# The Eternal Watch - Prologue



## Kaiden (Apr 1, 2010)

Undergoing a full rewrite - Watch this space.


----------



## Serpion5 (Mar 19, 2010)

You have a decent structure here mate, but I felt that it simply moved too fast. You have covered too much too quickly, resulting in a loss of some description and no sense of character. 

For instance, what kind of world was Macelon beyond being icy? Just one extra sentence such as _It`s normally barren surface had been invaded by wretched alien flora._ would have added just that little extra piece of depth to the setting.

A little more exploration of his emotions could be used as well. He felt lost, he had nobody to turn to. This is good, but it could go further. _He began to doubt himself. Why had he survived alone among all others? Why had he been spared the flame? Doubt began to gnaw at his soul as he sank further into grief and despair._

These are just little tidbits you`ll get the hang of as you go. But I see potential here, so keep at it. :good: 

You also need to check for punctuation that you`re missing in places.


----------



## Kaiden (Apr 1, 2010)

Thats exactly the sort of feedback i was looking for, thank you.
I'll rewrite properly when i get some more time as I have planed out quite a long story.


----------



## deathbringer (Feb 19, 2009)

i have to agree with serpion, i think much of it could have been drawn out, the battle of the beseiged could quite easily have been drawn into a couple of chapters in itself. 

I also felt it was too emotionally devoid, it felt impassive, like a retelling from a history book, rather than the emotional blow by blow account, which would have more impact and also allow you to introduce the personality and traits of the charactor we would follow through the rest of the tale from an outside perspective


I would personally rewrite it perhaps with one of the bladesworn terminators, looking out over the world, a world ravaged by beasts from beyond the stars.

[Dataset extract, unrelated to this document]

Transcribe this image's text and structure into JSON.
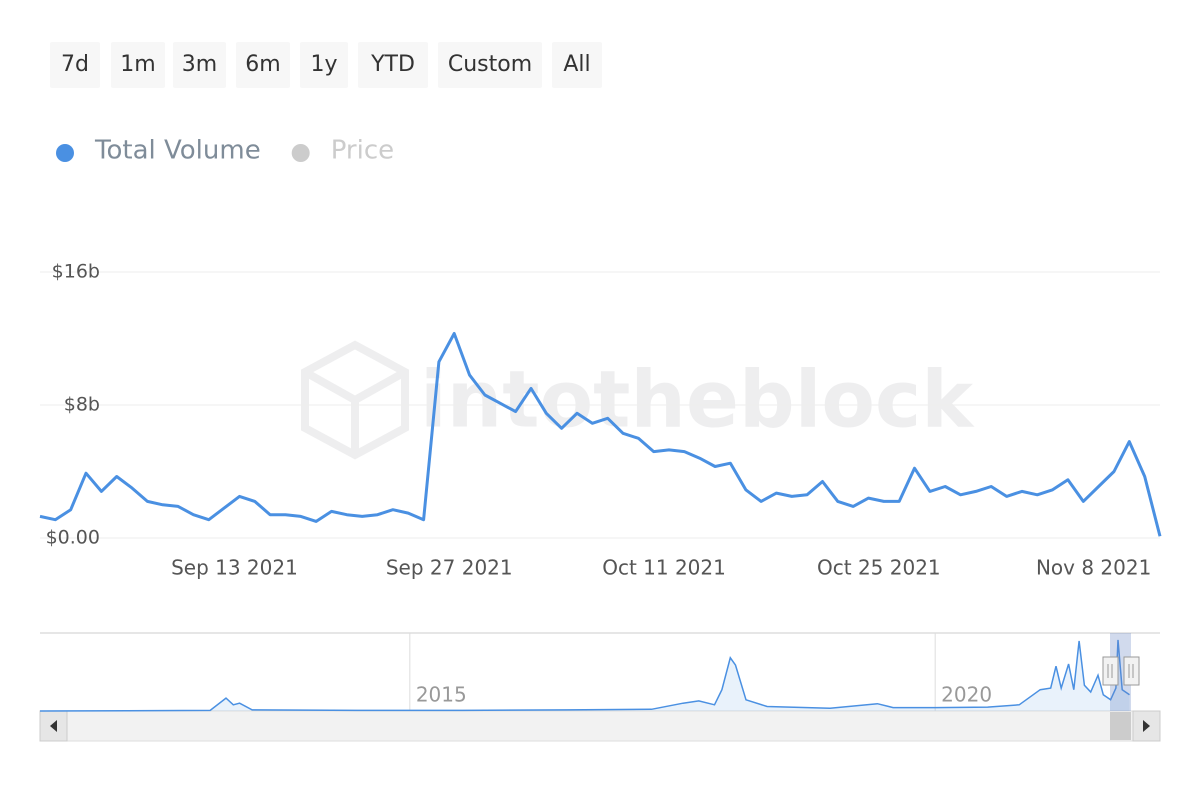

It would allow you liscense to discuss how the world had once been and give you a more emotive and descriptive perspective from which to discuss the events. It would also give you a footing from which to drive the story forward, allowing you to discuss the inspiration that sent you to try and cut off the head of the beast. watch your brothers cut down one by one, until the main charactor rends the head from the beasts shoulder


----------



## gothik (May 29, 2010)

it took me a long time to learn to round my tales off. This is an interesting story but just as i was getting into a part it moved too quickly onto another part and i was left wondering who, where and why.

however that being said i like the main character and think if you go back to the drawing board flesh the prologue out a bit more and his character a little more then you could well be onto a winner here and take your time..something i have had to learn to do

i have always been an amateaur writer but until i started writing on here i thought i was not bad now recently my wriing style has improved thanks to CnC that i get given. 
it is these comments that tell you where you might be going wrong or where you are going right.

hope this helps


----------



## Kaiden (Apr 1, 2010)

Thanks for the help everyone, ive got some time off this week so ill do a full rewrite


----------